Unravelling Oliver

Unravelling Oliver

Liz Nugent




For my mum, with love and gratitude





1. Oliver


I expected more of a reaction the first time I hit her. She just lay on the floor holding her jaw. Staring at me. Silent. She didn’t even seem to be surprised.

I was surprised. I hadn’t planned to do it. Usually when you hear about this kind of thing, it is the 1950s, and the husband comes home drunk to his slovenly wife from the pub and finds that his dinner is cold. On the contrary, it was 12 November 2011, a wintry Saturday evening on a south Dublin avenue, and Alice had prepared a delicious meal: lamb tagine, served on a bed of couscous, with pitta bread and a side dish of mint yoghurt. Though the lamb was a tad lukewarm by the time she presented it, I really couldn’t fault it. I had washed the meal down with two glasses of Sancerre, while Alice prepared the raspberry roulade for serving. I certainly wasn’t drunk.

But now, here she lay; the lower half of her body nearly hidden behind the legs of our mahogany dining table, her arms, head and torso curled inwards like a question mark. How had she fallen into that shape? There must have been considerable force behind my closed fist. If the glass had been in my hand, would I have stopped and put it down before I hit her? Or would I have smashed it into her face? Would it have shattered on contact and torn her pale skin? Could I have scarred her for life? It’s very hard to know. The words that come to mind are ‘circumstances beyond our control’. I emphasize the word ‘our’, because, although I should not have done it, she really should not have provoked me.

The phone rang. Maybe I should have ignored it, but it might have been important.

‘Hello?’

‘Oliver. It’s Moya. How are things?’

These rhetorical questions irritate me. ‘How are things?’, indeed.

Sorry, Moya, I’ve just punched Alice in the face and she’s lying on the floor. And we’ve had a marvellous dinner.

Of course, I didn’t say that. I made some ham-fisted attempt at an excuse and bade her farewell. I waited for the reciprocal adieu.

There was a moment’s silence and then:

‘Don’t you want to know how I am? Where I am?’

I was short and to the point. ‘No.’

Another silence. And then, whispered, ‘Oh right, OK, is Alice there?’
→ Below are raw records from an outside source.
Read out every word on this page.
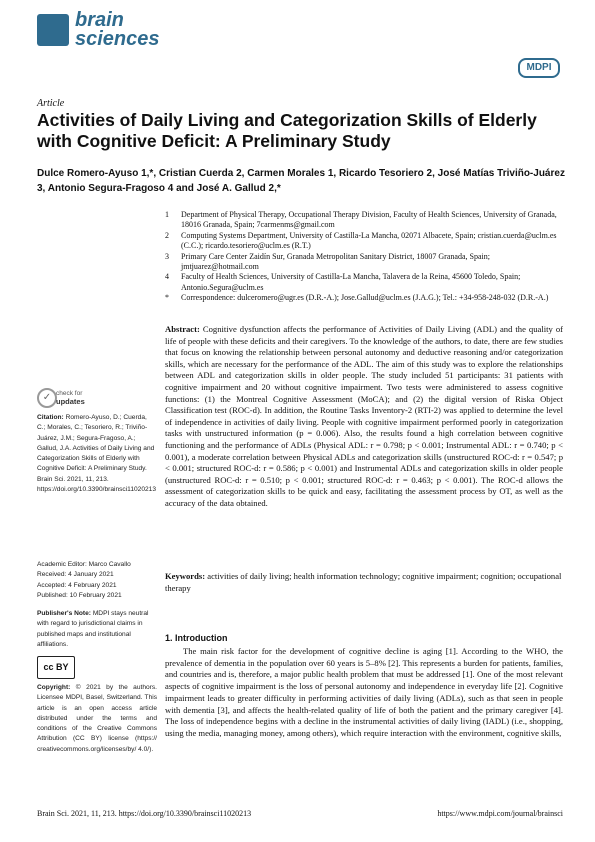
brain
sciences
MDPI
Article
Activities of Daily Living and Categorization Skills of Elderly with Cognitive Deficit: A Preliminary Study
Dulce Romero-Ayuso 1,*, Cristian Cuerda 2, Carmen Morales 1, Ricardo Tesoriero 2, José Matías Triviño-Juárez 3, Antonio Segura-Fragoso 4 and José A. Gallud 2,*
1	Department of Physical Therapy, Occupational Therapy Division, Faculty of Health Sciences, University of Granada, 18016 Granada, Spain; 7carmenms@gmail.com
2	Computing Systems Department, University of Castilla-La Mancha, 02071 Albacete, Spain; cristian.cuerda@uclm.es (C.C.); ricardo.tesoriero@uclm.es (R.T.)
3	Primary Care Center Zaidín Sur, Granada Metropolitan Sanitary District, 18007 Granada, Spain; jmtjuarez@hotmail.com
4	Faculty of Health Sciences, University of Castilla-La Mancha, Talavera de la Reina, 45600 Toledo, Spain; Antonio.Segura@uclm.es
*	Correspondence: dulceromero@ugr.es (D.R.-A.); Jose.Gallud@uclm.es (J.A.G.); Tel.: +34-958-248-032 (D.R.-A.)
Abstract: Cognitive dysfunction affects the performance of Activities of Daily Living (ADL) and the quality of life of people with these deficits and their caregivers. To the knowledge of the authors, to date, there are few studies that focus on knowing the relationship between personal autonomy and deductive reasoning and/or categorization skills, which are necessary for the performance of the ADL. The aim of this study was to explore the relationships between ADL and categorization skills in older people. The study included 51 participants: 31 patients with cognitive impairment and 20 without cognitive impairment. Two tests were administered to assess cognitive functions: (1) the Montreal Cognitive Assessment (MoCA); and (2) the digital version of Riska Object Classification test (ROC-d). In addition, the Routine Tasks Inventory-2 (RTI-2) was applied to determine the level of independence in activities of daily living. People with cognitive impairment performed poorly in categorization tasks with unstructured information (p = 0.006). Also, the results found a high correlation between cognitive functioning and the performance of ADLs (Physical ADL: r = 0.798; p < 0.001; Instrumental ADL: r = 0.740; p < 0.001), a moderate correlation between Physical ADLs and categorization skills (unstructured ROC-d: r = 0.547; p < 0.001; structured ROC-d: r = 0.586; p < 0.001) and Instrumental ADLs and categorization skills in older people (unstructured ROC-d: r = 0.510; p < 0.001; structured ROC-d: r = 0.463; p < 0.001). The ROC-d allows the assessment of categorization skills to be quick and easy, facilitating the assessment process by OT, as well as the accuracy of the data obtained.
Keywords: activities of daily living; health information technology; cognitive impairment; cognition; occupational therapy
1. Introduction
The main risk factor for the development of cognitive decline is aging [1]. According to the WHO, the prevalence of dementia in the population over 60 years is 5–8% [2]. This represents a burden for patients, families, and countries and is, therefore, a major public health problem that must be addressed [1]. One of the most relevant aspects of cognitive impairment is the loss of personal autonomy and independence in everyday life [2]. Cognitive impairment leads to greater difficulty in performing activities of daily living (ADLs), such as that seen in people with dementia [3], and affects the health-related quality of life of both the patient and the primary caregiver [4]. The loss of independence begins with a decline in the instrumental activities of daily living (IADL) (i.e., shopping, using the media, managing money, among others), which require interaction with the environment, cognitive skills,
✓ check for
updates
Citation: Romero-Ayuso, D.; Cuerda, C.; Morales, C.; Tesoriero, R.; Triviño-Juárez, J.M.; Segura-Fragoso, A.; Gallud, J.A. Activities of Daily Living and Categorization Skills of Elderly with Cognitive Deficit: A Preliminary Study. Brain Sci. 2021, 11, 213. https://doi.org/10.3390/brainsci11020213
Academic Editor: Marco Cavallo
Received: 4 January 2021
Accepted: 4 February 2021
Published: 10 February 2021
Publisher's Note: MDPI stays neutral with regard to jurisdictional claims in published maps and institutional affiliations.
cc BY
Copyright: © 2021 by the authors. Licensee MDPI, Basel, Switzerland. This article is an open access article distributed under the terms and conditions of the Creative Commons Attribution (CC BY) license (https:// creativecommons.org/licenses/by/ 4.0/).
Brain Sci. 2021, 11, 213. https://doi.org/10.3390/brainsci11020213	https://www.mdpi.com/journal/brainsci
Go away, you stupid irritating woman.

I didn’t say that either. I told her that now was not a good time. She tried to inveigle me into a conversation, prattling about her new life in France. Even amid the turmoil, I could tell that she wanted me to be jealous. Bloody Moya. I ended the conversation politely but firmly.

I thought that the decent thing to do was for me to leave the house immediately. Not permanently, you understand. I thought there was more chance of Alice getting up off the floor if I wasn’t looming over her. I went to get my coat from its peg in the hall. It was a little difficult to do up the buttons. My hands suddenly seemed to be too large for my gloves.

Two hours later, I was on my third brandy in Nash’s. Nervously, I buttoned and unbuttoned my shirt cuffs. It is a habit from childhood, a thing I do when I am distressed. Even John-Joe commented on my rattled demeanour when he served me. Brandy would not have been my normal tipple. But I had had a shock, you see. Now I was drunk.

I wanted to phone Alice to see if she was all right, but I had left my mobile behind and I thought that perhaps borrowing somebody’s phone would make a bigger deal of the situation than it warranted. Don’t get me wrong, I knew it was serious. A significant error of judgement had been made. She should not have ended up on the floor.

I am aware that I am not the easiest of people. Alice has told me so. I have no friends, for example. I used to, many years ago, but that really didn’t work out. We drifted apart and I let them go – voluntarily, I suppose. Friends are just people who remind you of your failings. I have several acquaintances. I have no family either to speak of. Not in the sense that matters.

Over the years, Alice has never pried, has never been too curious. In fact, I would describe her as habitually obedient with just an occasional rebellion. I am not, have never been, violent.

I went to the bar and bought a packet of cigarettes. Strong ones. I was worried that my hands were still unsteady. Isn’t brandy supposed to help at a time like this? Or is that an old wives’ tale? Old wives.

Outside in the ‘beer garden’ (a yard with half a roof beside the front door), I lit my first cigarette in years. Barney Dwyer, a neighbour from the Villas, approached from the public bar. Barney spent more time in the beer garden than inside the pub.

‘Thought you were off them?’ he said.

‘I am.’

‘Jaysus,’ said he, a swagger in his voice and sucking on a Rothmans, ‘they couldn’t break me.’

Here we go. Barney prided himself on his forty-a-day habit. When the smoking ban was introduced, most of us did our best to quit. I am proud to say that I was the first to succeed. I became known as the man with a ‘will of iron’. Barney, on the other hand, made no such attempt. If Barney had never smoked, he would have started the day the ban was introduced. A contrary bugger if ever there was one. Thin head, big ears.

‘Welcome back,’ he said.

‘I’m not back, I’m just having the one. It’s been a bad day.’